SPACs are now a $700 billion market: Morning Brief

Yahoo Finance’s Myles Udland breaks down how the SPAC boom continues to accelerate in 2021.

Video Transcript

[MUSIC PLAYING]

JULIE HYMAN: We got stocks dipping a little bit here as we're coming on 10 minutes after the opening bell here this morning. Late last year, as Myles pointed out in this morning's Morning Brief, David Kostin dubbed this last year "the year of the SPAC." But maybe this year is the real year of the SPAC. And he put on some numbers around what we have seen. Through February 26, 175 SPACs sponsors have debuted. They've raised $56 billion. And it's just been incredible, that we've talked about anecdotally.

But to hear those actual numbers makes it seem even more incredible. Something that also really caught my eye yesterday, Myles, was Bloomberg's reporting and citing a paper that came out actually in 2016, calling SPACs the "poor man's private equity funds." So it's perhaps not surprising in this environment that seems to be prioritizing democratization of equity markets, right? That a product like this would prove to be so, so popular.

MYLES UDLAND: Well, I mean that is, I do not see that. But it's worth discussing in the context of the current SPACs boom. The SPAC structure is not new, so that's, I think, the first thing that maybe people forget. The SPAC structure has been around for a long time. And it's typically used, or has been used, for distressed situations because the sponsor, so the company that has gone public via SPAC then acquiring a different company, the sponsor takes a larger share of the business typically in a SPAC transaction. And so if you are a flailing business, you are happy to give away 20%, 30%, 40% of your equity to someone who will save you.

So there is the private equity component to it. But the things that stood out to me in that Goldman report, we just had the one graphic up of the size of the SPAC deal is now up almost 4x from where it was on average during the last decade. It's also the multiple that is being applied here.

When you looked at what was happening in the rich man's private equity market, Julie, you saw multiples for transactions trend from the four to six range. And then we started getting up towards seven and eight, and the apple cart upset a bit with that rate hike in 2018. But really somewhere between, let's call it 7 and 10 times EBITDA usually, for a PE, a go private type transaction, that's generally the going rate.
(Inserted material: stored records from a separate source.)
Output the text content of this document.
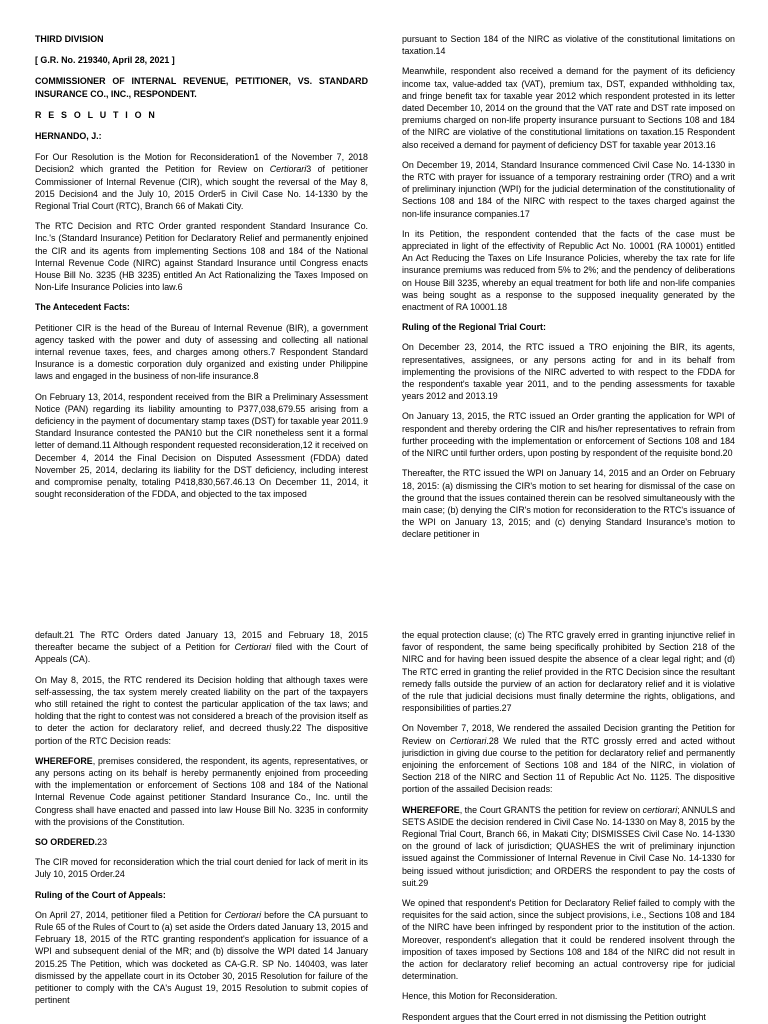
THIRD DIVISION

[ G.R. No. 219340, April 28, 2021 ]

COMMISSIONER OF INTERNAL REVENUE, PETITIONER, VS. STANDARD INSURANCE CO., INC., RESPONDENT.

R E S O L U T I O N

HERNANDO, J.:

For Our Resolution is the Motion for Reconsideration1 of the November 7, 2018 Decision2 which granted the Petition for Review on Certiorari3 of petitioner Commissioner of Internal Revenue (CIR), which sought the reversal of the May 8, 2015 Decision4 and the July 10, 2015 Order5 in Civil Case No. 14-1330 by the Regional Trial Court (RTC), Branch 66 of Makati City.

The RTC Decision and RTC Order granted respondent Standard Insurance Co. Inc.'s (Standard Insurance) Petition for Declaratory Relief and permanently enjoined the CIR and its agents from implementing Sections 108 and 184 of the National Internal Revenue Code (NIRC) against Standard Insurance until Congress enacts House Bill No. 3235 (HB 3235) entitled An Act Rationalizing the Taxes Imposed on Non-Life Insurance Policies into law.6

The Antecedent Facts:

Petitioner CIR is the head of the Bureau of Internal Revenue (BIR), a government agency tasked with the power and duty of assessing and collecting all national internal revenue taxes, fees, and charges among others.7 Respondent Standard Insurance is a domestic corporation duly organized and existing under Philippine laws and engaged in the business of non-life insurance.8

On February 13, 2014, respondent received from the BIR a Preliminary Assessment Notice (PAN) regarding its liability amounting to P377,038,679.55 arising from a deficiency in the payment of documentary stamp taxes (DST) for taxable year 2011.9 Standard Insurance contested the PAN10 but the CIR nonetheless sent it a formal letter of demand.11 Although respondent requested reconsideration,12 it received on December 4, 2014 the Final Decision on Disputed Assessment (FDDA) dated November 25, 2014, declaring its liability for the DST deficiency, including interest and compromise penalty, totaling P418,830,567.46.13 On December 11, 2014, it sought reconsideration of the FDDA, and objected to the tax imposed

pursuant to Section 184 of the NIRC as violative of the constitutional limitations on taxation.14

Meanwhile, respondent also received a demand for the payment of its deficiency income tax, value-added tax (VAT), premium tax, DST, expanded withholding tax, and fringe benefit tax for taxable year 2012 which respondent protested in its letter dated December 10, 2014 on the ground that the VAT rate and DST rate imposed on premiums charged on non-life property insurance pursuant to Sections 108 and 184 of the NIRC are violative of the constitutional limitations on taxation.15 Respondent also received a demand for payment of deficiency DST for taxable year 2013.16

On December 19, 2014, Standard Insurance commenced Civil Case No. 14-1330 in the RTC with prayer for issuance of a temporary restraining order (TRO) and a writ of preliminary injunction (WPI) for the judicial determination of the constitutionality of Sections 108 and 184 of the NIRC with respect to the taxes charged against the non-life insurance companies.17

In its Petition, the respondent contended that the facts of the case must be appreciated in light of the effectivity of Republic Act No. 10001 (RA 10001) entitled An Act Reducing the Taxes on Life Insurance Policies, whereby the tax rate for life insurance premiums was reduced from 5% to 2%; and the pendency of deliberations on House Bill 3235, whereby an equal treatment for both life and non-life companies was being sought as a response to the supposed inequality generated by the enactment of RA 10001.18

Ruling of the Regional Trial Court:

On December 23, 2014, the RTC issued a TRO enjoining the BIR, its agents, representatives, assignees, or any persons acting for and in its behalf from implementing the provisions of the NIRC adverted to with respect to the FDDA for the respondent's taxable year 2011, and to the pending assessments for taxable years 2012 and 2013.19

On January 13, 2015, the RTC issued an Order granting the application for WPI of respondent and thereby ordering the CIR and his/her representatives to refrain from further proceeding with the implementation or enforcement of Sections 108 and 184 of the NIRC until further orders, upon posting by respondent of the requisite bond.20

Thereafter, the RTC issued the WPI on January 14, 2015 and an Order on February 18, 2015: (a) dismissing the CIR's motion to set hearing for dismissal of the case on the ground that the issues contained therein can be resolved simultaneously with the main case; (b) denying the CIR's motion for reconsideration to the RTC's issuance of the WPI on January 13, 2015; and (c) denying Standard Insurance's motion to declare petitioner in

default.21 The RTC Orders dated January 13, 2015 and February 18, 2015 thereafter became the subject of a Petition for Certiorari filed with the Court of Appeals (CA).

On May 8, 2015, the RTC rendered its Decision holding that although taxes were self-assessing, the tax system merely created liability on the part of the taxpayers who still retained the right to contest the particular application of the tax laws; and holding that the right to contest was not considered a breach of the provision itself as to deter the action for declaratory relief, and decreed thusly.22 The dispositive portion of the RTC Decision reads:

WHEREFORE, premises considered, the respondent, its agents, representatives, or any persons acting on its behalf is hereby permanently enjoined from proceeding with the implementation or enforcement of Sections 108 and 184 of the National Internal Revenue Code against petitioner Standard Insurance Co., Inc. until the Congress shall have enacted and passed into law House Bill No. 3235 in conformity with the provisions of the Constitution.

SO ORDERED.23

The CIR moved for reconsideration which the trial court denied for lack of merit in its July 10, 2015 Order.24

Ruling of the Court of Appeals:

On April 27, 2014, petitioner filed a Petition for Certiorari before the CA pursuant to Rule 65 of the Rules of Court to (a) set aside the Orders dated January 13, 2015 and February 18, 2015 of the RTC granting respondent's application for issuance of a WPI and subsequent denial of the MR; and (b) dissolve the WPI dated 14 January 2015.25 The Petition, which was docketed as CA-G.R. SP No. 140403, was later dismissed by the appellate court in its October 30, 2015 Resolution for failure of the petitioner to comply with the CA's August 19, 2015 Resolution to submit copies of pertinent

the equal protection clause; (c) The RTC gravely erred in granting injunctive relief in favor of respondent, the same being specifically prohibited by Section 218 of the NIRC and for having been issued despite the absence of a clear legal right; and (d) The RTC erred in granting the relief provided in the RTC Decision since the resultant remedy falls outside the purview of an action for declaratory relief and it is violative of the rule that judicial decisions must finally determine the rights, obligations, and responsibilities of parties.27

On November 7, 2018, We rendered the assailed Decision granting the Petition for Review on Certiorari.28 We ruled that the RTC grossly erred and acted without jurisdiction in giving due course to the petition for declaratory relief and permanently enjoining the enforcement of Sections 108 and 184 of the NIRC, in violation of Section 218 of the NIRC and Section 11 of Republic Act No. 1125. The dispositive portion of the assailed Decision reads:

WHEREFORE, the Court GRANTS the petition for review on certiorari; ANNULS and SETS ASIDE the decision rendered in Civil Case No. 14-1330 on May 8, 2015 by the Regional Trial Court, Branch 66, in Makati City; DISMISSES Civil Case No. 14-1330 on the ground of lack of jurisdiction; QUASHES the writ of preliminary injunction issued against the Commissioner of Internal Revenue in Civil Case No. 14-1330 for being issued without jurisdiction; and ORDERS the respondent to pay the costs of suit.29

We opined that respondent's Petition for Declaratory Relief failed to comply with the requisites for the said action, since the subject provisions, i.e., Sections 108 and 184 of the NIRC have been infringed by respondent prior to the institution of the action. Moreover, respondent's allegation that it could be rendered insolvent through the imposition of taxes imposed by Sections 108 and 184 of the NIRC did not result in the action for declaratory relief becoming an actual controversy ripe for judicial determination.

Hence, this Motion for Reconsideration.

Respondent argues that the Court erred in not dismissing the Petition outright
Now the SPAC is already up to seven times. So it's basically in the same ballpark. And so the opportunity, the headline here, $700 billion market, all we're doing is taking the number here on the right side of this chart, the $103 billion worth of SPAC capital looking for a deal, and multiplying that by seven, because on average, these businesses or these ventures will pay seven times EBITDA for whatever business they end up taking public via SPAC. That's about double the premium, double the multiple, that was paid during the last cycle. And so all those dynamics are set up for a very strange situation.

And I think, I don't really know how you would go about even doing this math. But at a certain point, the math here is kind of breaking down. Are there $700 billion worth of companies that are worth acquiring at seven times EBITDA to thus justify the amount of capital that is sitting in the market right now with this kind of return expectation? I think that's really the challenge right now for this back market. Though, I don't see any signs of this kind of abating.

BRIAN SOZZO: And Myles, it really raises the other point too, probably a lot of these companies are going to come to market, most people have never even heard of them, which raises the risk profile putting money to work in some of these new names. Look, we just had Danny Meyer, Shake Shack co-founder, last week. He just launched new SPAC. He's looking for his company. I don't think he has a target yet. So it's unclear what they find. But ultimately, you're gonna have a lot of companies start coming to market over the next three to six months that nobody even heard of. Probably chances are they are pre-revenue.

There are a lot of losses. And they may not have any profits or sales for the next five years. So it could really lead to some risky behavior.

MYLES UDLAND: Yeah, and I think something that didn't get into in the article and we can do it another time is just the cash management aspect of the SPAC and why people set up the vehicle at all, because you actually don't have to do anything with the money and you'll make a little bit of return.

JULIE HYMAN: And finally, I just wanted to briefly say, I'll be interested in a few years to see sort of the academic research on where these companies that came public through SPACs did it in their life cycle compared to a company that came public through an IPO, say, and what then the public performance was and the public life of the company was on a comparative basis. If indeed these facts are sort of bringing these companies public before they're ready, what then are the implications for their business going forward?